Bu değişiklik, kısmen, 2016 seçimleri boyunca platformlarına yabancı güçler tarafından kabul edilen sızmalarına bir yanıt ve Facebook'un imajını bir iyi niyet gösterisiyle iyileştirme girişimi olsa da, geri tepmelerin çoğunu eninde sonunda işletmeler ve markalar yaşadı. Bir çalışma , ilk algoritmik değişikliğin ardından, bazı şirketlerin sayfalarının , kullanıcılar içeriklerinden uzaklaştırıldığı için etkileşimde %50'ye varan bir düşüş yaşadığını gösterdi . Ama umutsuzluğa kapılmayın; kulağa kötü haber gibi gelse de, her algoritmik değişiklik aynı zamanda yeni fırsatlar da yaratır.

Aslında, video içerik pazarlamacıları için neyse ki, bu algoritmik değişikliklerin çoğu, içeriğin ne olduğuna bağlı olarak, video içeriğine doğrudan fayda sağlıyor. Video bir bütün olarak SEO optimizasyonuna yardımcı olma eğiliminde olsa da, yeni algoritmasının bir parçası olarak Facebook, kullanıcıların birden fazla görüntüleme için tekrar tekrar döndüğü “yapışkan” video içeriğini daha ağır bir şekilde sıralamaya başladı . Ne kadar çok kişi izlerse, aramalarında o kadar çok görünür. Markanızın tekrar izlemeyi teşvik edecek ne tür içerikler oluşturabileceğini ve izleyici alışkanlıklarından yararlanmak için ne zaman yayınlayabileceğinizi düşünün .

Benzer şekilde, tıklama tuzağı ve "paylaşım şemalarını" azaltmak için Facebook, içerik oluşturmak yerine yalnızca içerik paylaşan sayfaların önceliklerini kaldırıyor . Bu, sürekli olarak video içeriği oluşturmakla ilgilenen markalara prim verir ; bu nedenle, işletme Sayfalarınızı hak ettikleri kadar üst sıralarda tutmak için uzun vadeli bir içerik oluşturma paketine yatırım yapmayı düşünün.

Son yıllarda dalga yaratan bir diğer ciddi algoritmik değişiklik, mobilin gelişiyle ilgilidir. Google, platformlarını masaüstünden çok mobil cihazlarda kullandığı gerçeğini yansıtmak için önce mobil indekslemeyi kullanmaya başladı . Video içeriğiniz mobil kullanım için optimize edilmemişse , markanızın önceliklerini kaybetme ve sonuç olarak sıralamalarda ciddi bir düşüş yaşama riskiyle karşı karşıya kalırsınız.

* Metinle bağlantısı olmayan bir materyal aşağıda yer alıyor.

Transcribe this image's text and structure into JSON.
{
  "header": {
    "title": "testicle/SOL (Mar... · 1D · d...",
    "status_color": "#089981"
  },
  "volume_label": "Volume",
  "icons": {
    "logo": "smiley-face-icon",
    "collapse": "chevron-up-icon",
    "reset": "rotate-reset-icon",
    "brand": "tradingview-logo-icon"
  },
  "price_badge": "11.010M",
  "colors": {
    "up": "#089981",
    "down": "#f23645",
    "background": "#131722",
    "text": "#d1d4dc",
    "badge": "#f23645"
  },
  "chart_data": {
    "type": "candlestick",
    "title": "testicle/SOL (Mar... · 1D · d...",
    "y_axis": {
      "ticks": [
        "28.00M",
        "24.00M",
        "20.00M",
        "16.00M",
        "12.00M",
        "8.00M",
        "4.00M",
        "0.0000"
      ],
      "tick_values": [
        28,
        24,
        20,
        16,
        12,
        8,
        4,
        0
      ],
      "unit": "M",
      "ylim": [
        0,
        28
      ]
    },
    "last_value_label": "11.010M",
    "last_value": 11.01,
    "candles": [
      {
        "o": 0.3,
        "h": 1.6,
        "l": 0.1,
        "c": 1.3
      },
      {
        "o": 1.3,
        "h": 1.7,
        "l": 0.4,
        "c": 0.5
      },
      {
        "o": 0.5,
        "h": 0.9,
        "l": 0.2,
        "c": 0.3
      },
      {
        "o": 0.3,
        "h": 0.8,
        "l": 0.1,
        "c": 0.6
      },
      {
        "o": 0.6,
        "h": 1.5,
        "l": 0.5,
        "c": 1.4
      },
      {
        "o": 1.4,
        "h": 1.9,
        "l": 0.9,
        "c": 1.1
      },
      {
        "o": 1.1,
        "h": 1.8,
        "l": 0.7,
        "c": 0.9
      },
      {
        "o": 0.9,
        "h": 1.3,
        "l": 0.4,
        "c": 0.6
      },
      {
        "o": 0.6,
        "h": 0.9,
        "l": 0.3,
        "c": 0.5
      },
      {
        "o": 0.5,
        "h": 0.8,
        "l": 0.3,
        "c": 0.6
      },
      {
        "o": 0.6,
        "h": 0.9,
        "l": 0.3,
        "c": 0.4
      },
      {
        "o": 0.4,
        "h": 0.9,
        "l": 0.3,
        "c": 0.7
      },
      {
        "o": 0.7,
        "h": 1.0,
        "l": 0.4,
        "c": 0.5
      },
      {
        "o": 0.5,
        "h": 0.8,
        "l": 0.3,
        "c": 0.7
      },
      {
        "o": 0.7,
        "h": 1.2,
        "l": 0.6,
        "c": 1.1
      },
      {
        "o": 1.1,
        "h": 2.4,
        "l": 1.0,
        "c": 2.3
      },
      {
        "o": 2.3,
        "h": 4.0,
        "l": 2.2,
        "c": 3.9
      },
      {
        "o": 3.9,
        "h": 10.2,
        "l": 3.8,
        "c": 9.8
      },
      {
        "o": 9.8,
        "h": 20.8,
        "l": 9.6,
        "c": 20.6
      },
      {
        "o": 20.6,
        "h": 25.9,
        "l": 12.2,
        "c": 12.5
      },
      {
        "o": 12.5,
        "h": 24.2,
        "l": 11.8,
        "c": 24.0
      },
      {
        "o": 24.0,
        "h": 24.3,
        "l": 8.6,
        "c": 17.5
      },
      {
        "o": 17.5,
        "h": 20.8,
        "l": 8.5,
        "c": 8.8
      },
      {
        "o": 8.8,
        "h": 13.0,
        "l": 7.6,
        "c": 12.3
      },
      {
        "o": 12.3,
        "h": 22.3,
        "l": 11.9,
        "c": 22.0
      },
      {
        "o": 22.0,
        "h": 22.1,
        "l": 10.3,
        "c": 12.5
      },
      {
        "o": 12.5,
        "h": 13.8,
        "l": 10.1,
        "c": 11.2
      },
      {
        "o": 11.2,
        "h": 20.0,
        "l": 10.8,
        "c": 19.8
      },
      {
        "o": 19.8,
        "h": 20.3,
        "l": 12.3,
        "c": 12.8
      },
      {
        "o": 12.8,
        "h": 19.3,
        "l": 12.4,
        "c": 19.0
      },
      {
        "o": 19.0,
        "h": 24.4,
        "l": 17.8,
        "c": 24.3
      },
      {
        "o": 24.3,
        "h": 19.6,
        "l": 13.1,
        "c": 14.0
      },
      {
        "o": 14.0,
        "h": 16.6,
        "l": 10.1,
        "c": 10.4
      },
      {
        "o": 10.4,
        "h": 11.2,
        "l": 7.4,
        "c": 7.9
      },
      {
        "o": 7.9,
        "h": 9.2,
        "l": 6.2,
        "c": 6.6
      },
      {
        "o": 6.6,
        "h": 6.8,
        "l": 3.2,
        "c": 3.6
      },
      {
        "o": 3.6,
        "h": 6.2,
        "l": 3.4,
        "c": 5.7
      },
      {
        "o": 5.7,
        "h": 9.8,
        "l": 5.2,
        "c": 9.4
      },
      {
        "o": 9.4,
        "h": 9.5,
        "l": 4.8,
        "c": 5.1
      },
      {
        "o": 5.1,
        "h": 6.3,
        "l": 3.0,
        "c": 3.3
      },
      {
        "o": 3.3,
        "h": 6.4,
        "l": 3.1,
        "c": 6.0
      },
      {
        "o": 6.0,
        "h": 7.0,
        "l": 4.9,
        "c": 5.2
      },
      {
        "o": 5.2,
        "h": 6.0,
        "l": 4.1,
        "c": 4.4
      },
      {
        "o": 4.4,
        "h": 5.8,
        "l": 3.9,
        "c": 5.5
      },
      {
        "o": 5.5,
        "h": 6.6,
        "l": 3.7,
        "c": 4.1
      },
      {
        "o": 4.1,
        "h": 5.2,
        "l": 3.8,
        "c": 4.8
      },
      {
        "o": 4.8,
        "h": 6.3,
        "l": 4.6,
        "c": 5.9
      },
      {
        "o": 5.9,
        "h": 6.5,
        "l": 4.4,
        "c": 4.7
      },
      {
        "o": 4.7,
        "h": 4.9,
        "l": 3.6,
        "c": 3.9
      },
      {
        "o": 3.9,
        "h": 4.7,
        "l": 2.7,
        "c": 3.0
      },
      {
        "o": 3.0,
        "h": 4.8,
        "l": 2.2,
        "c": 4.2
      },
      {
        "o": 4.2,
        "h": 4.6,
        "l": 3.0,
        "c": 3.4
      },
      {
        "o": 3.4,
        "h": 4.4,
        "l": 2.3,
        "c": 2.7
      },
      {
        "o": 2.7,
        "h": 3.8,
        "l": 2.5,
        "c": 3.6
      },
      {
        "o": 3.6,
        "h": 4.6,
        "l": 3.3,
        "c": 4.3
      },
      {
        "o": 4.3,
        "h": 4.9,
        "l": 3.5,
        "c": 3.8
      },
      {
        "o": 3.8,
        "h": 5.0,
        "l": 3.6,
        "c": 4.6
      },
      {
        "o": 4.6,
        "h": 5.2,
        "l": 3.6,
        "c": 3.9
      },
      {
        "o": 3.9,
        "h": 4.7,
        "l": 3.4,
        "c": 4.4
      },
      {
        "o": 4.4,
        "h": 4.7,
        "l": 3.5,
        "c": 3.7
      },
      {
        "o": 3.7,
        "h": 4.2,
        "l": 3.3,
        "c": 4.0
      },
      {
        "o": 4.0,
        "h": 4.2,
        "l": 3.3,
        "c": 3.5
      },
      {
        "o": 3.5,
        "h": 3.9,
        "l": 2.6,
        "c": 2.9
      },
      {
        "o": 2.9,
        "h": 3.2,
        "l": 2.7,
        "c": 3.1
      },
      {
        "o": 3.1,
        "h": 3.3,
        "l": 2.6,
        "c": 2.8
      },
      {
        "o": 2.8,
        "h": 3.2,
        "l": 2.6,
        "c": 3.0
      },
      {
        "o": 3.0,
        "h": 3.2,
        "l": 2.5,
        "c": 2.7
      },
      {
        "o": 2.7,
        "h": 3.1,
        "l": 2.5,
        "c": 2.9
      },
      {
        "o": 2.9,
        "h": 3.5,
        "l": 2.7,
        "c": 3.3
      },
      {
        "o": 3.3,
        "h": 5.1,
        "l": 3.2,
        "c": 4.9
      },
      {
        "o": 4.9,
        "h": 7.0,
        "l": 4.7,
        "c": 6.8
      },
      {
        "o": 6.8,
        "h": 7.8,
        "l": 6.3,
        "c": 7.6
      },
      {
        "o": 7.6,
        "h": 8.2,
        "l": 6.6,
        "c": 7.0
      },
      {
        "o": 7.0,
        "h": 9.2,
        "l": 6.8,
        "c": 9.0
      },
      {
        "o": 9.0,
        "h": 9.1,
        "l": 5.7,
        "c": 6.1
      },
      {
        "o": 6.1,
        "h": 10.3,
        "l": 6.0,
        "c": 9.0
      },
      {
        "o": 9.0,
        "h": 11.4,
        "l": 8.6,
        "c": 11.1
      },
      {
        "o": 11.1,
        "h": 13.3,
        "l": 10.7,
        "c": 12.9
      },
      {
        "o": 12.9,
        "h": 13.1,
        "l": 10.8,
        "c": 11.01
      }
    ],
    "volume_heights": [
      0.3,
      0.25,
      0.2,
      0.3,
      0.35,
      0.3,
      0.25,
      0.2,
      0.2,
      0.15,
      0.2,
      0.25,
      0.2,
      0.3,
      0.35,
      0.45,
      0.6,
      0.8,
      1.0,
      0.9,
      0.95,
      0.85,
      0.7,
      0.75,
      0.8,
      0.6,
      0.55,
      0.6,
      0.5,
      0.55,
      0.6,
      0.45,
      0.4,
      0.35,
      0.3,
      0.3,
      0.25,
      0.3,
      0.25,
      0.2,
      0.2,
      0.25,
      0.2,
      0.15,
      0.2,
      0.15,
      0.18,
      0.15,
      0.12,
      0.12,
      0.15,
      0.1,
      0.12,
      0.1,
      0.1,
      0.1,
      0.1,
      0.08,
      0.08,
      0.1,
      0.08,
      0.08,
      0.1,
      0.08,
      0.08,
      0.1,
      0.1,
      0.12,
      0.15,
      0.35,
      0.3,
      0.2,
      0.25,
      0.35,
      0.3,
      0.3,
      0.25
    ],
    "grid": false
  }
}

Algoritmalar nasıl değişmeye devam edecek?

Dünyanın en büyük teknoloji platformları genişlemeye ve yatay/dikey olarak bütünleşmeye devam ettikçe , algoritmalarını anlamak sadece daha önemli hale gelecektir. Buna göre, bir video içerik pazarlamacısı olarak, özellikle bu kanallar daha büyük platformlara dönüştürülürken ve daha fazla algoritmik değişiklik yaşarken (veya teşvik ederken) birden fazla kanalda güçlü bir marka varlığını sürdürmeniz zorunlu olacaktır.

Güncel kalmak imkansız görünebilir; Bugün bile Google , algoritmalarında her yıl rutin olarak 500-600 arasında ince ayar yapıyor . Bu nedenle , markanızın bu algoritma güncellemelerinden yararlandığından emin olmak için mümkün olduğunca alakalı, yüksek kaliteli video içeriği oluşturmak önemlidir . Yalnızca video pazarlama içeriğinizi çeşitlendirerek ve optimize ederek algoritmanın sizin için çalışmasını ve markanızın hak ettiği kadar yüksek sıralarda olmasını umabilirsiniz.